The Doctor of Philosophy in fission engineering exam is based on applying the principles of radiation interaction with matter, reactor physics, reactor materials, and reactor engineering to the analysis, design, and operation of nuclear reactor systems. Reactor engineering principles include thermodynamics, fluid flow, heat transfer, design, and integrated systems operation.
Specific reactor engineering principles include:
- Thermodynamics – Theory and application of energy methods in engineering; conservation of mass and energy; energy transfer by heat, work and mass; thermodynamic properties; analysis of open and closed systems; first and second laws of thermodynamics; Rankine and Brayton power conversion cycles.
- Fluid flow – Laws of statics, buoyancy, energy and momentum applied to the behavior of real and ideal fluids; dimensional analysis and similitude, and their application to flow through ducts and piping; laminar and turbulent pressure drop and pumping power; system pressure drop characteristic curve, pump characteristic curve and stable system operating point; two phase flow homogeneous equilibrium modeling, slip modeling, and drift flux modeling; choked critical flow; and two phase flow pressure drop: frictional, hydrostatic, and spatial acceleration.
- Heat transfer – Conduction, convection and radiation; steady and transient; reactor material state dependent properties; fuel restructuring; fuel conductivity integral; forced and natural convection; laminar and turbulent velocity and temperature distributions; boiling and condensation phenomenology and heat transfer coefficients; boiling curve; critical heat flux phenomenology; and heat exchangers.

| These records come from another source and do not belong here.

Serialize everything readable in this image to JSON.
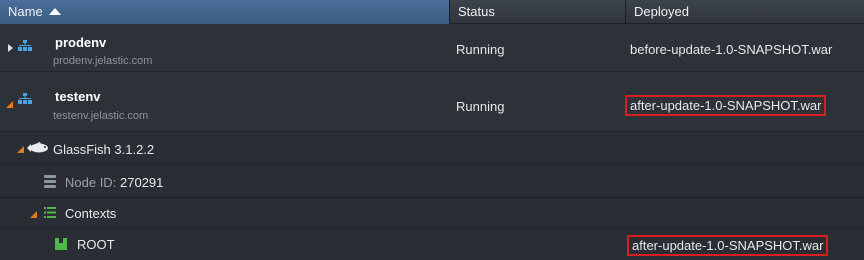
{
  "columns": {
    "name": "Name",
    "status": "Status",
    "deployed": "Deployed"
  },
  "environments": [
    {
      "name": "prodenv",
      "domain": "prodenv.jelastic.com",
      "status": "Running",
      "deployed": "before-update-1.0-SNAPSHOT.war",
      "expanded": false
    },
    {
      "name": "testenv",
      "domain": "testenv.jelastic.com",
      "status": "Running",
      "deployed": "after-update-1.0-SNAPSHOT.war",
      "expanded": true
    }
  ],
  "server": {
    "name": "GlassFish 3.1.2.2"
  },
  "node": {
    "label": "Node ID:",
    "id": "270291"
  },
  "contexts": {
    "label": "Contexts"
  },
  "root": {
    "name": "ROOT",
    "deployed": "after-update-1.0-SNAPSHOT.war"
  },
  "colors": {
    "header_active": "#4a6f99",
    "highlight_border": "#d81e1e",
    "expand_arrow": "#e07b1e",
    "node_icon": "#4aa3df",
    "context_icon": "#4fb848"
  }
}
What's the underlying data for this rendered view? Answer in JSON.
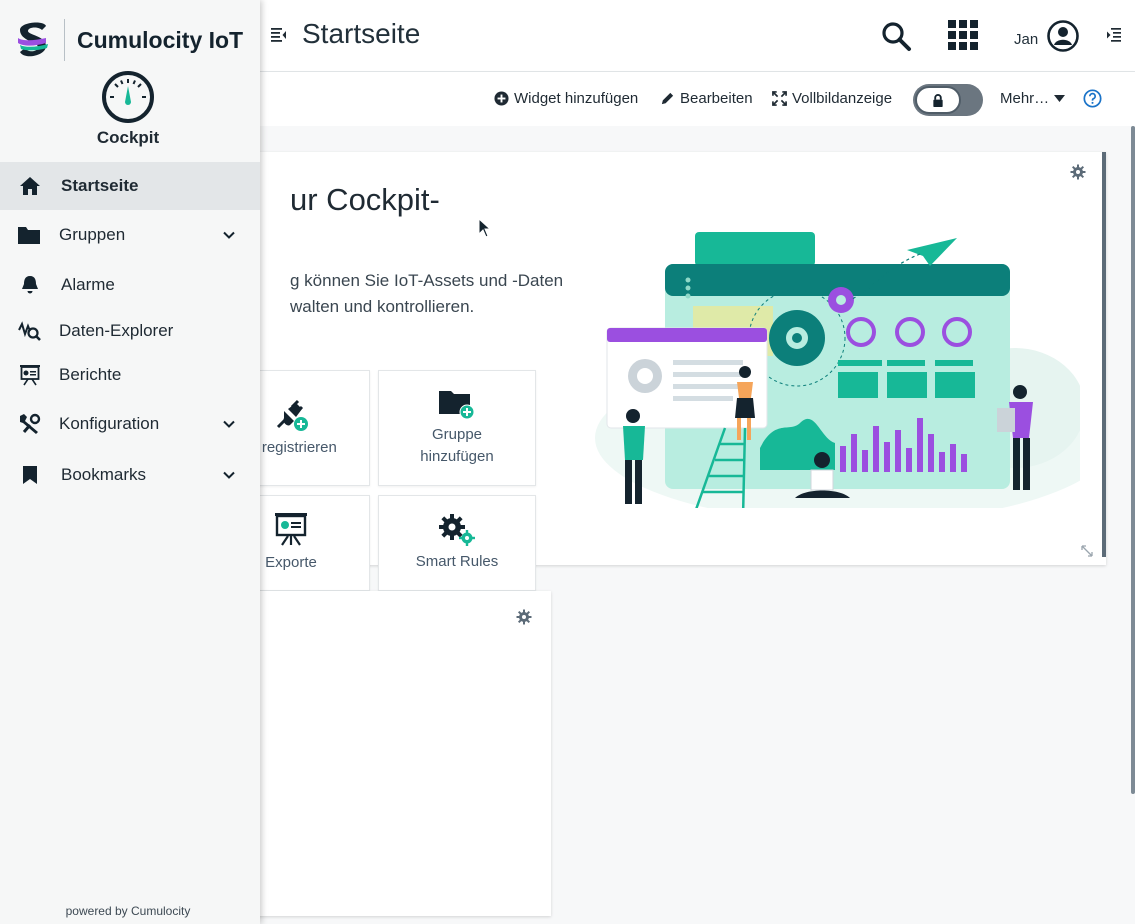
{
  "header": {
    "title": "Startseite",
    "user": "Jan"
  },
  "actions": {
    "add_widget": "Widget hinzufügen",
    "edit": "Bearbeiten",
    "fullscreen": "Vollbildanzeige",
    "more": "Mehr…"
  },
  "sidebar": {
    "brand": "Cumulocity IoT",
    "app_name": "Cockpit",
    "items": [
      {
        "label": "Startseite",
        "icon": "home-icon",
        "active": true
      },
      {
        "label": "Gruppen",
        "icon": "folder-icon",
        "expandable": true
      },
      {
        "label": "Alarme",
        "icon": "bell-icon"
      },
      {
        "label": "Daten-Explorer",
        "icon": "data-explorer-icon"
      },
      {
        "label": "Berichte",
        "icon": "report-icon"
      },
      {
        "label": "Konfiguration",
        "icon": "wrench-icon",
        "expandable": true
      },
      {
        "label": "Bookmarks",
        "icon": "bookmark-icon",
        "expandable": true
      }
    ],
    "powered_by": "powered by Cumulocity"
  },
  "welcome": {
    "title_fragment": "ur Cockpit-",
    "text_line1": "g können Sie IoT-Assets und -Daten",
    "text_line2": "walten und kontrollieren.",
    "quick_links": {
      "device": "ät registrieren",
      "group_line1": "Gruppe",
      "group_line2": "hinzufügen",
      "exports": "Exporte",
      "smart_rules": "Smart Rules"
    }
  },
  "second_widget": {
    "text_fragment": "."
  },
  "colors": {
    "teal": "#17b897",
    "teal_dark": "#0c7f7a",
    "purple": "#9b4fe0",
    "navy": "#14232e",
    "link_blue": "#1a73c8"
  }
}
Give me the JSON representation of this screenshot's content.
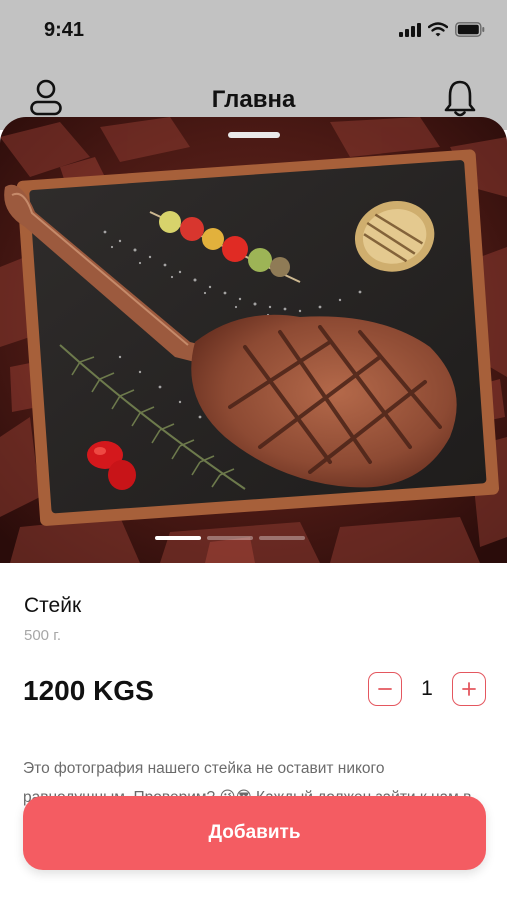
{
  "status_bar": {
    "time": "9:41"
  },
  "header": {
    "title": "Главна"
  },
  "product": {
    "name": "Стейк",
    "weight": "500 г.",
    "price": "1200 KGS",
    "quantity": "1",
    "description": "Это фотография нашего стейка не оставит никого равнодушным. Проверим? 😜😎 Каждый должен зайти к нам в гости!"
  },
  "carousel": {
    "slide_count": 3,
    "active_index": 0
  },
  "actions": {
    "add_label": "Добавить"
  },
  "colors": {
    "accent": "#f45c62",
    "stepper_border": "#e4575f",
    "header_bg": "#c2c2c2"
  },
  "icons": [
    "profile-icon",
    "bell-icon",
    "minus-icon",
    "plus-icon",
    "signal-icon",
    "wifi-icon",
    "battery-icon"
  ]
}
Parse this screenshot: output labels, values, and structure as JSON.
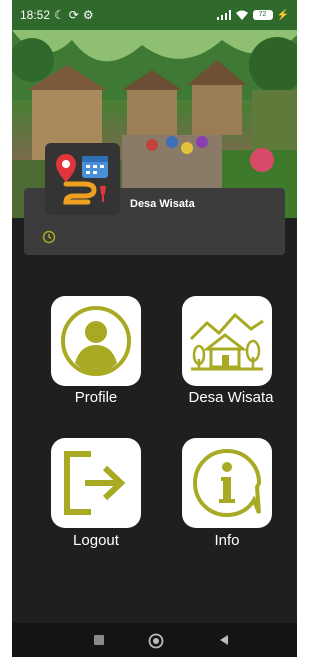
{
  "status_bar": {
    "time": "18:52",
    "battery_level": "72"
  },
  "header": {
    "title": "Desa Wisata"
  },
  "menu": {
    "profile": "Profile",
    "desa_wisata": "Desa Wisata",
    "logout": "Logout",
    "info": "Info"
  },
  "colors": {
    "accent": "#a7aa22",
    "status_bar": "#2f6a2c",
    "background": "#1f1f1f"
  }
}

- Integrated reactor system design – PWR, BWR, HTGR and next generation systems; steady state and transient design methodology; component selection and layout; temperature and heat flux design limits; statistical, engineering and neutronic peaking factors; steady state temperature distributions in coolant/fuel element; system temperature and pressure distributions; accident scenario impact on steady state design; reactivity effects and feedback mechanisms: control rods, fuel Doppler, moderator temperature coefficient, moderator void coefficient, installed and soluble poisons, xenon, samarium, and fission product effects; coupled neutronic/thermal hydraulic transients; and non-equilibrium neutron kinetics, “power turning.”